Without effort she became, along with Heiden as captain and Drexler as German philosopher, a focal point in the officer's mess. She would arrive for dinner dressed in practical working clothes— wool pants, boots, and a sweater, her red hair pulled back into a ponytail— and gamely enter the male conversation. Sometimes she smelled of perfume and sometimes of formaldehyde, but she had a light, gentle laugh that sounded in the dark and overheated mess like a bell in a cave. Her effect was amusing: the men would unconsciously straighten a bit, voices would quiet and soften, eyes would quickly dart her way and then turn to a studious examination of a salt shaker or coffee mug. She was aware of this and careful to let her own gaze flit from face to face, democratically pleasant. The woman was an antidote to coarseness, and Hart guessed most of the men in the officer's mess were secretly grateful for her presence. Yet he knew her position was not easy. She was trying to assert a place as an equal and yet adhere to the feminine reticence expected in 1938 Germany.

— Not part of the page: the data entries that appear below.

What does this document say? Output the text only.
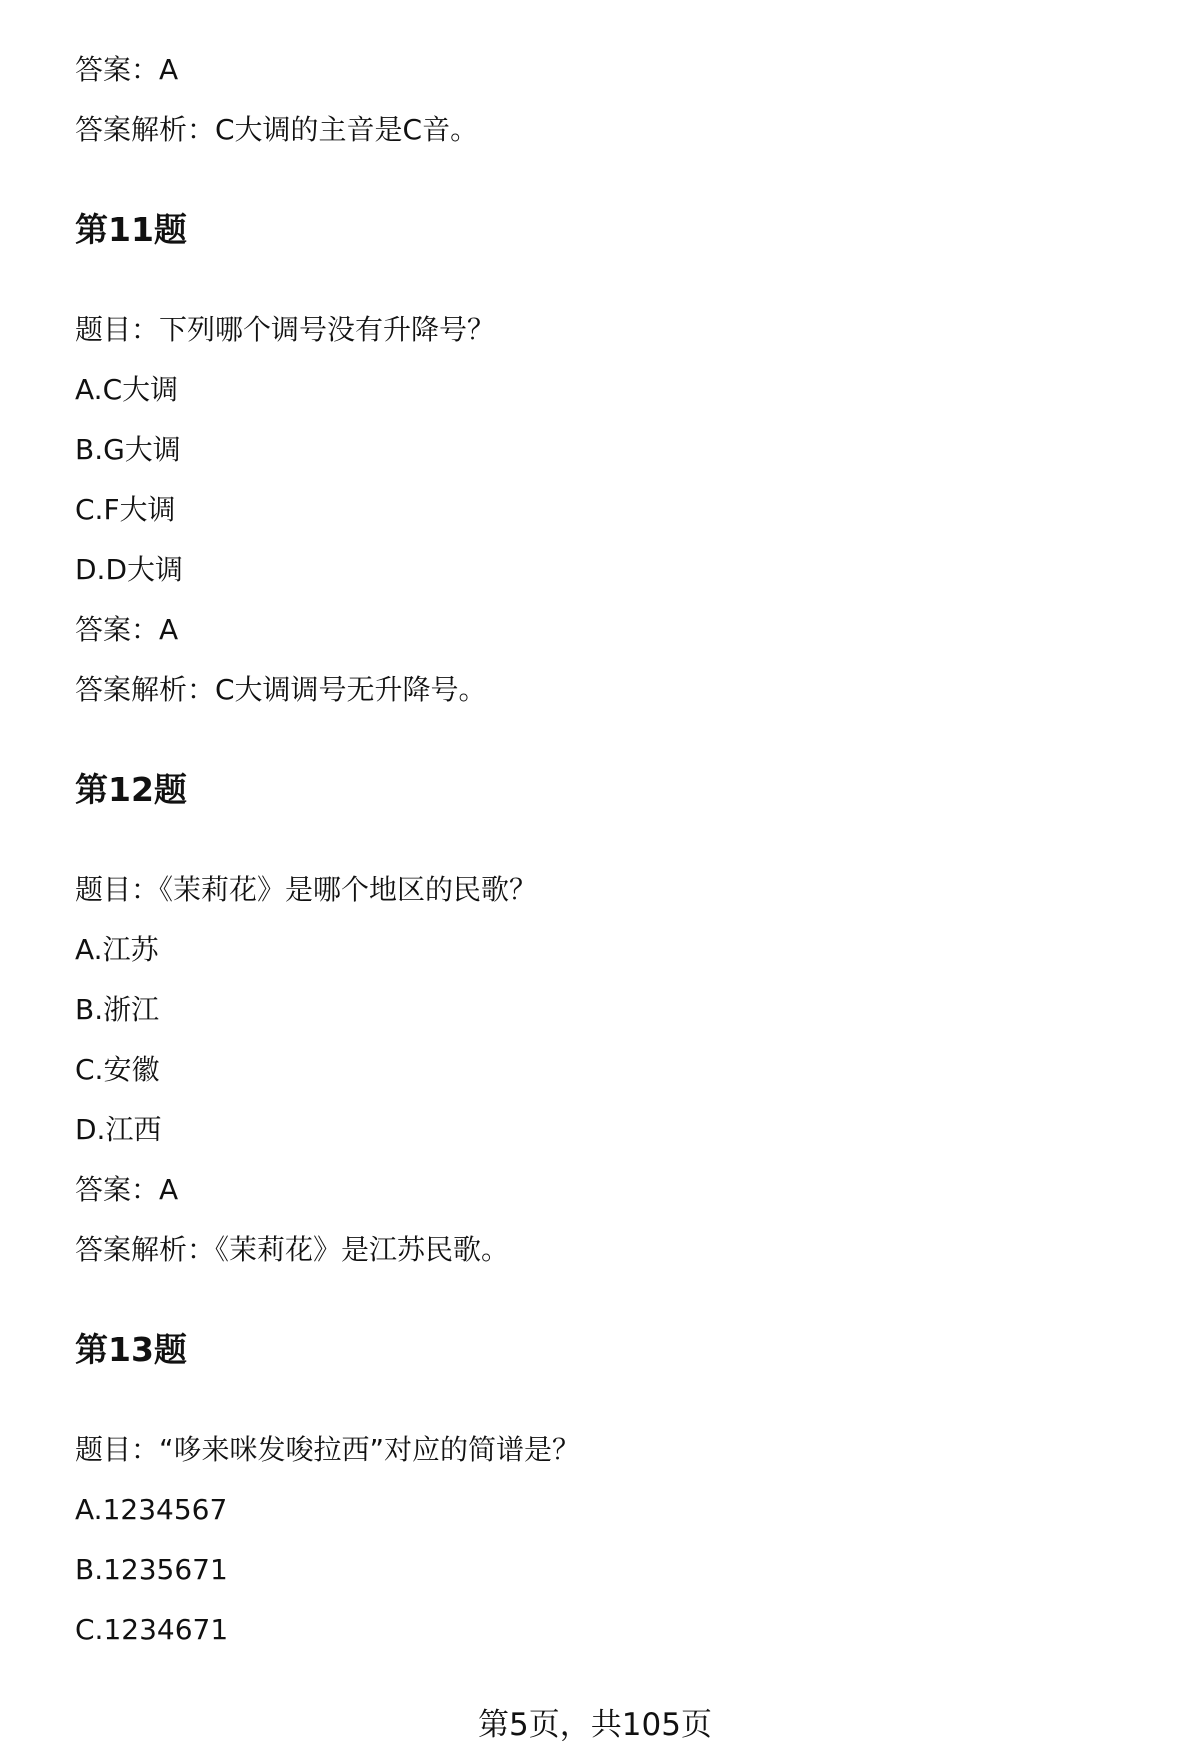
答案：A
答案解析：C大调的主音是C音。
第11题
题目：下列哪个调号没有升降号？
A.C大调
B.G大调
C.F大调
D.D大调
答案：A
答案解析：C大调调号无升降号。
第12题
题目：《茉莉花》是哪个地区的民歌？
A.江苏
B.浙江
C.安徽
D.江西
答案：A
答案解析：《茉莉花》是江苏民歌。
第13题
题目：“哆来咪发唆拉西”对应的简谱是？
A.1234567
B.1235671
C.1234671
第5页，共105页
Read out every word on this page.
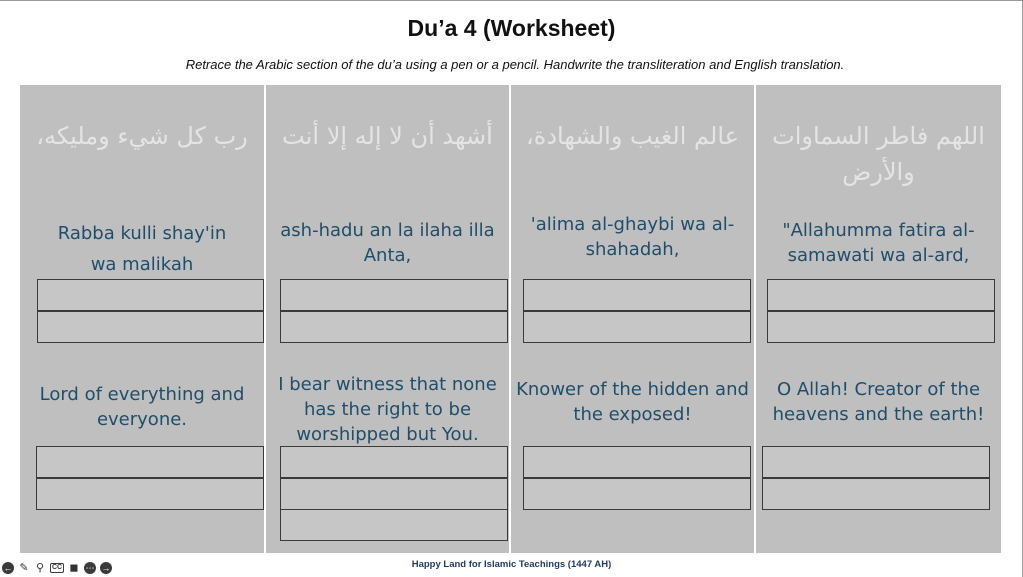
Du’a 4 (Worksheet)
Retrace the Arabic section of the du’a using a pen or a pencil. Handwrite the transliteration and English translation.
رب كل شيء ومليكه،	أشهد أن لا إله إلا أنت	عالم الغيب والشهادة،	اللهم فاطر السماوات
والأرض
Rabba kulli shay'in
wa malikah
ash-hadu an la ilaha illa
Anta,
'alima al-ghaybi wa al-
shahadah,
"Allahumma fatira al-
samawati wa al-ard,
Lord of everything and
everyone.
I bear witness that none
has the right to be
worshipped but You.
Knower of the hidden and
the exposed!
O Allah! Creator of the
heavens and the earth!
← ✎ ⚲ CC ◼ ⋯ →	Happy Land for Islamic Teachings (1447 AH)
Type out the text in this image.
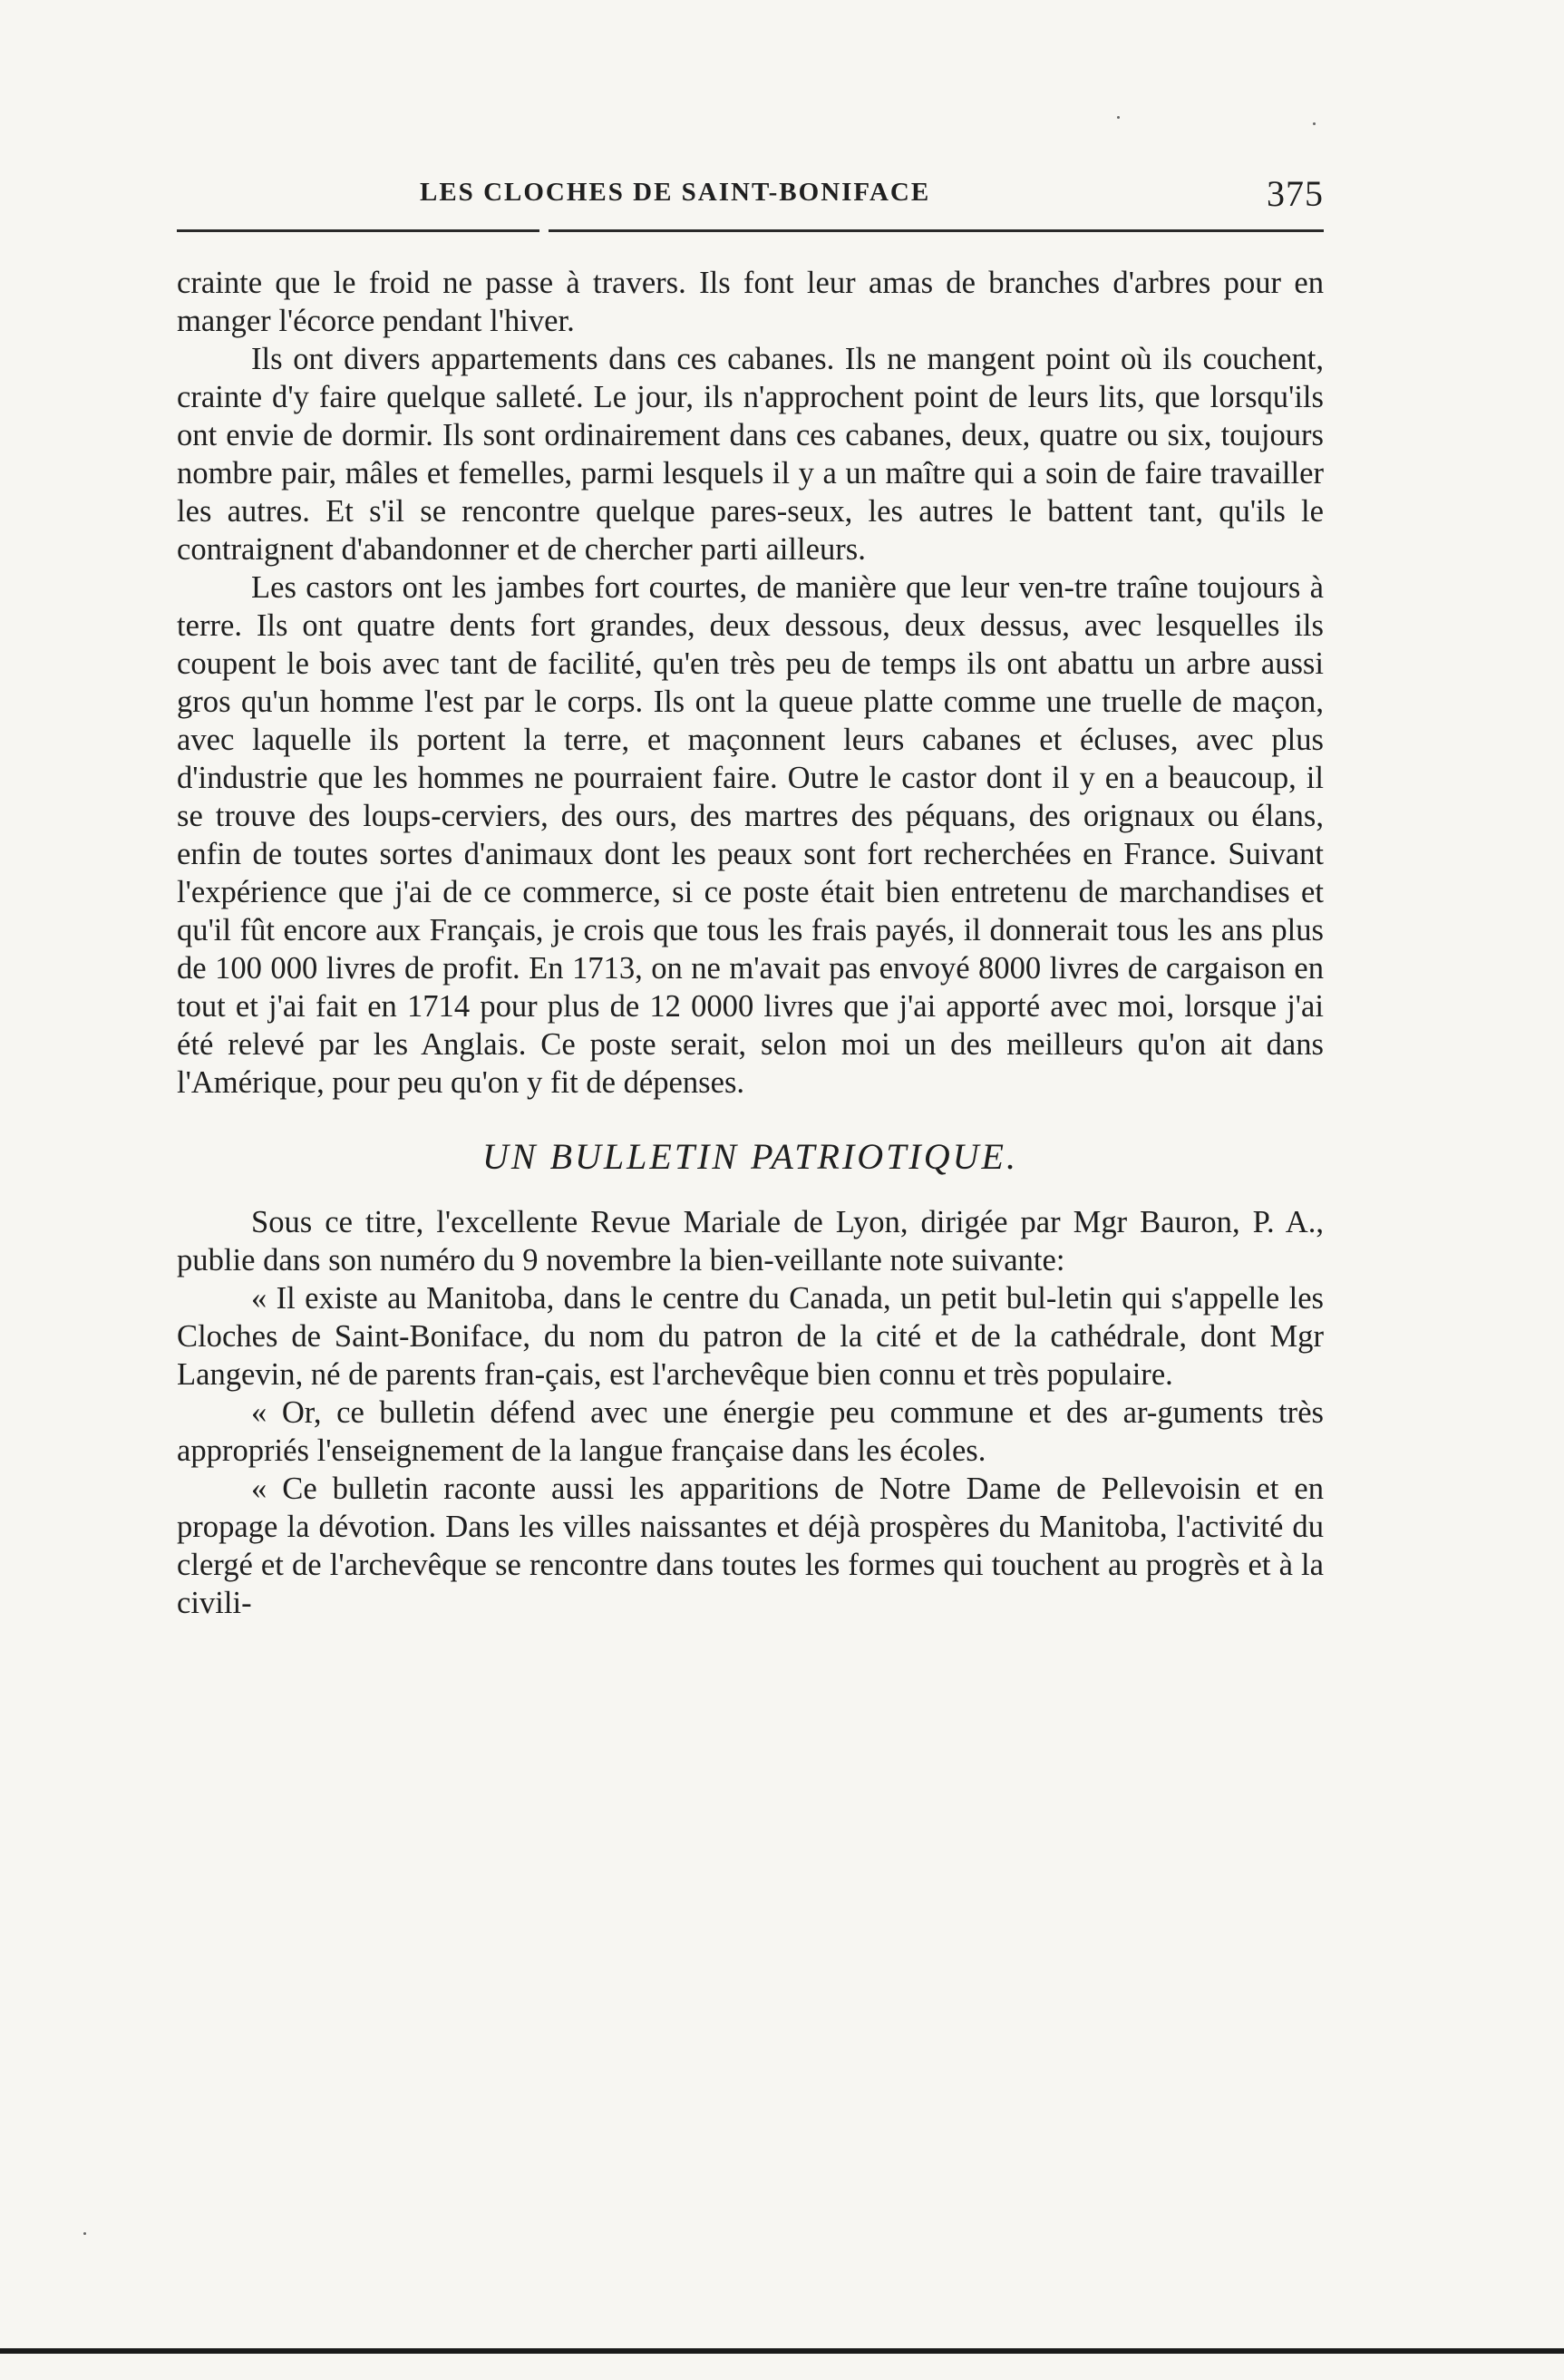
LES CLOCHES DE SAINT-BONIFACE	375

crainte que le froid ne passe à travers. Ils font leur amas de branches d'arbres pour en manger l'écorce pendant l'hiver.

Ils ont divers appartements dans ces cabanes. Ils ne mangent point où ils couchent, crainte d'y faire quelque salleté. Le jour, ils n'approchent point de leurs lits, que lorsqu'ils ont envie de dormir. Ils sont ordinairement dans ces cabanes, deux, quatre ou six, toujours nombre pair, mâles et femelles, parmi lesquels il y a un maître qui a soin de faire travailler les autres. Et s'il se rencontre quelque pares-seux, les autres le battent tant, qu'ils le contraignent d'abandonner et de chercher parti ailleurs.

Les castors ont les jambes fort courtes, de manière que leur ven-tre traîne toujours à terre. Ils ont quatre dents fort grandes, deux dessous, deux dessus, avec lesquelles ils coupent le bois avec tant de facilité, qu'en très peu de temps ils ont abattu un arbre aussi gros qu'un homme l'est par le corps. Ils ont la queue platte comme une truelle de maçon, avec laquelle ils portent la terre, et maçonnent leurs cabanes et écluses, avec plus d'industrie que les hommes ne pourraient faire. Outre le castor dont il y en a beaucoup, il se trouve des loups-cerviers, des ours, des martres des péquans, des orignaux ou élans, enfin de toutes sortes d'animaux dont les peaux sont fort recherchées en France. Suivant l'expérience que j'ai de ce commerce, si ce poste était bien entretenu de marchandises et qu'il fût encore aux Français, je crois que tous les frais payés, il donnerait tous les ans plus de 100 000 livres de profit. En 1713, on ne m'avait pas envoyé 8000 livres de cargaison en tout et j'ai fait en 1714 pour plus de 12 0000 livres que j'ai apporté avec moi, lorsque j'ai été relevé par les Anglais. Ce poste serait, selon moi un des meilleurs qu'on ait dans l'Amérique, pour peu qu'on y fit de dépenses.

UN BULLETIN PATRIOTIQUE.

Sous ce titre, l'excellente Revue Mariale de Lyon, dirigée par Mgr Bauron, P. A., publie dans son numéro du 9 novembre la bien-veillante note suivante:

« Il existe au Manitoba, dans le centre du Canada, un petit bul-letin qui s'appelle les Cloches de Saint-Boniface, du nom du patron de la cité et de la cathédrale, dont Mgr Langevin, né de parents fran-çais, est l'archevêque bien connu et très populaire.

« Or, ce bulletin défend avec une énergie peu commune et des ar-guments très appropriés l'enseignement de la langue française dans les écoles.

« Ce bulletin raconte aussi les apparitions de Notre Dame de Pellevoisin et en propage la dévotion. Dans les villes naissantes et déjà prospères du Manitoba, l'activité du clergé et de l'archevêque se rencontre dans toutes les formes qui touchent au progrès et à la civili-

Her relationship with Jürgen Drexler seemed as "unsettled" as she'd described herself to be. Clearly she enjoyed his company: he was handsome, self-assured, and flattering in his attentions. The German was a man on the make, a comer who might go far in the new regime if this expedition was a success. An alliance with a bright, pathbreaking woman like Greta would likely make them a celebrity couple back home. And he was a dogged campaigner for her affection. Whenever possible, Hart noticed, Drexler would take the seat next to her in the mess. The others often left it empty as if waiting for his arrival. Yet the pilot wasn't sure what the woman made of this presumption. On a few occasions she made a point of sitting between two other men, reminding him of her move at Karinhall. The change, it seemed to Hart, gave her a bit of relief: Jürgen Drexler could be relentlessly persistent. Yet when Drexler talked late in the evening about their expedition— "to the crystal towers of Antarctica!"—he'd lose himself in romanticism and the biologist's eyes would take on a certain shine.

Still, Hart didn't see in Greta's manner an emotional commitment to the German. There was none of the easy partnership of a romance or affair or betrothal. Her fingers were empty of rings and she retained the cautious aloofness attractive women sometimes adopt as a necessary shield. Drexler was clearly seeking an intimacy beyond simple friendship but she had a way of both admitting him and yet putting him off. All this was the subject of idle gossip, of course— it was assumed the presence of both on board was far from coincidental— yet no one claimed firm knowledge. The couple deflected curiosity.